Can we reuse certain other stations or local area network nodes used for other purposes, in order to ensure this function?
The same question must be asked for all operation tasks managed through the local area network. We must then consider security management (including firewall management), back-ups, performance tracking, etc.
3. Inventory of available resources
This exercise in integration can be a complete failure if we get dragged into a mechanism aimed at establishing standards, criteria and norms of all sorts. Even though it is sometimes possible, certain situations will not be accepted unanimously. Instead of trying to convince recalcitrant members, by imposing the conservation of certain critical components in stock on the spot for example, it is easier to draft an inventory of the resources at the disposal of the partners. We are then talking about human resources, material resources, rooms with appropriate power supplies, components and telecommunication links, etc.
This way of doing things enables us to inform the different partners of what the group disposes of in case of need, without mentioning the assets of each in terms of architecture and recovery and continuity mechanisms.

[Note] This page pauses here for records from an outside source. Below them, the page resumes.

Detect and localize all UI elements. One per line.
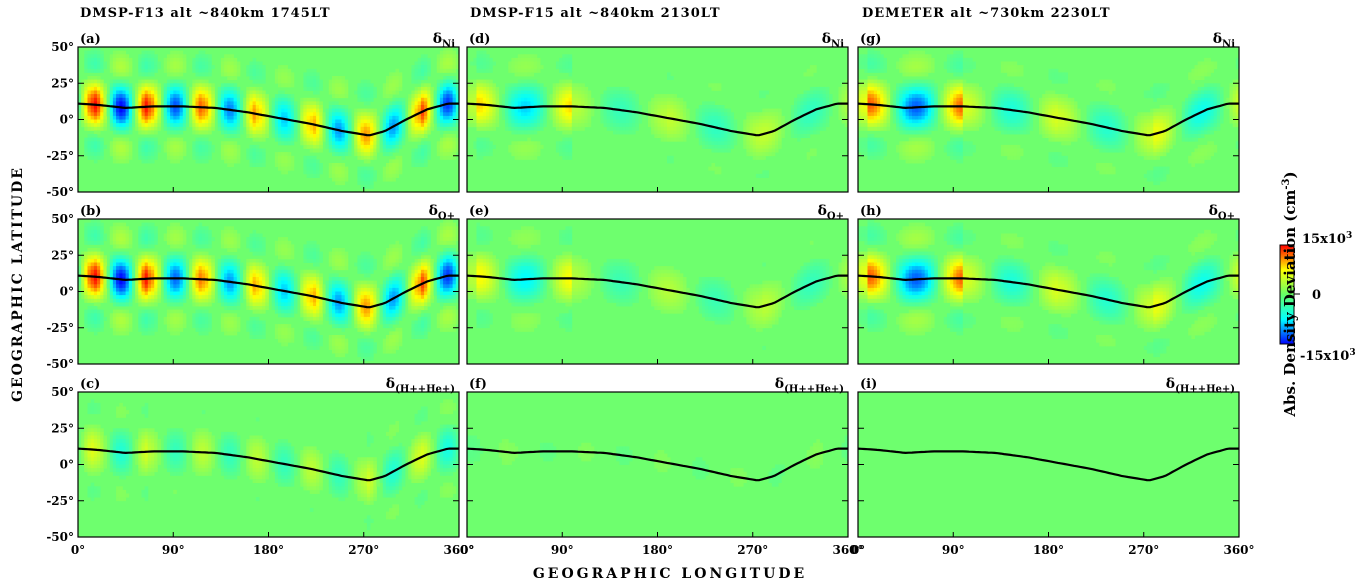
panel-label: (h) bbox=[860, 204, 882, 219]
y-tick-label: -25° bbox=[46, 494, 74, 508]
colorbar-bottom-label: -15x103 bbox=[1300, 348, 1356, 364]
y-tick-label: -50° bbox=[46, 185, 74, 199]
panel-i: 0° 90° 180° 270° 360° (i) δ(H++He+) bbox=[851, 376, 1255, 557]
x-tick-label: 90° bbox=[162, 543, 185, 557]
y-tick-label: 50° bbox=[51, 212, 74, 226]
x-tick-label: 90° bbox=[551, 543, 574, 557]
x-tick-label: 360° bbox=[832, 543, 863, 557]
y-tick-label: 0° bbox=[60, 285, 74, 299]
x-tick-label: 270° bbox=[737, 543, 768, 557]
x-tick-label: 180° bbox=[253, 543, 284, 557]
panel-quantity-label: δ(H++He+) bbox=[775, 376, 844, 395]
y-tick-label: -50° bbox=[46, 530, 74, 544]
x-tick-label: 90° bbox=[942, 543, 965, 557]
y-tick-label: 0° bbox=[60, 458, 74, 472]
panel-quantity-label: δ(H++He+) bbox=[1166, 376, 1235, 395]
x-tick-label: 180° bbox=[642, 543, 673, 557]
panel-quantity-label: δ(H++He+) bbox=[386, 376, 455, 395]
x-tick-label: 0° bbox=[71, 543, 85, 557]
panel-label: (i) bbox=[860, 377, 877, 392]
magnetic-equator-line bbox=[77, 447, 459, 482]
panel-quantity-label: δO+ bbox=[818, 203, 844, 222]
magnetic-equator-line bbox=[466, 102, 848, 137]
y-tick-label: -25° bbox=[46, 149, 74, 163]
panel-label: (a) bbox=[80, 32, 101, 47]
panel-e: (e) δO+ bbox=[466, 203, 849, 365]
colorbar-top-label: 15x103 bbox=[1302, 231, 1352, 247]
y-tick-label: 25° bbox=[51, 421, 74, 435]
x-tick-label: 360° bbox=[443, 543, 474, 557]
panel-d: (d) δNi bbox=[466, 31, 849, 193]
panel-label: (d) bbox=[469, 32, 490, 47]
x-axis-label: GEOGRAPHIC LONGITUDE bbox=[532, 566, 808, 582]
x-tick-label: 180° bbox=[1033, 543, 1064, 557]
panel-quantity-label: δO+ bbox=[429, 203, 455, 222]
panel-b: 50° 25° 0° -25° -50° (b) δO+ bbox=[46, 203, 460, 371]
y-tick-label: 25° bbox=[51, 76, 74, 90]
y-tick-label: -25° bbox=[46, 321, 74, 335]
panel-label: (e) bbox=[469, 204, 490, 219]
magnetic-equator-line bbox=[466, 447, 848, 482]
panel-label: (b) bbox=[80, 204, 101, 219]
panel-h: (h) δO+ bbox=[857, 203, 1240, 365]
panel-quantity-label: δO+ bbox=[1209, 203, 1235, 222]
panel-g: (g) δNi bbox=[857, 31, 1240, 193]
y-tick-label: 50° bbox=[51, 385, 74, 399]
x-tick-label: 270° bbox=[348, 543, 379, 557]
panel-c: 50°25°0°-25°-50°0° 90° 180° 270° 360°(c) δ(H+… bbox=[46, 376, 474, 557]
magnetic-equator-line bbox=[857, 102, 1239, 137]
x-tick-label: 0° bbox=[460, 543, 474, 557]
magnetic-equator-line bbox=[857, 274, 1239, 309]
panel-label: (f) bbox=[469, 377, 487, 392]
y-tick-label: 50° bbox=[51, 40, 74, 54]
y-tick-label: -50° bbox=[46, 357, 74, 371]
header-col-2: DMSP-F15 alt ~840km 2130LT bbox=[470, 6, 721, 21]
x-tick-label: 360° bbox=[1223, 543, 1254, 557]
magnetic-equator-line bbox=[77, 274, 459, 309]
header-col-1: DMSP-F13 alt ~840km 1745LT bbox=[80, 6, 331, 21]
panel-quantity-label: δNi bbox=[1213, 31, 1235, 50]
magnetic-equator-line bbox=[77, 102, 459, 137]
y-tick-label: 0° bbox=[60, 113, 74, 127]
panel-quantity-label: δNi bbox=[822, 31, 844, 50]
panel-a: 50° 25° 0° -25° -50° (a) δNi bbox=[46, 31, 460, 199]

Despite all these precautions, electronic commerce systems are systems that are rolled into production with much pressure and where the integrity of information itself is not often ensured and this, without the implicated partners' knowledge. On the other hand, watchful partners will detect negligent behavior of the 'just to keep things running' type and will more easily be able to find support in order to readjust the aim where deficiencies are found.
Marc Le Brun is a senior consultant working at CGI Group/Quebec city branch. He spent most of his time building security/continuity/recovery plans especially for electronic commerce systems involved in many Canadian governmental agencies.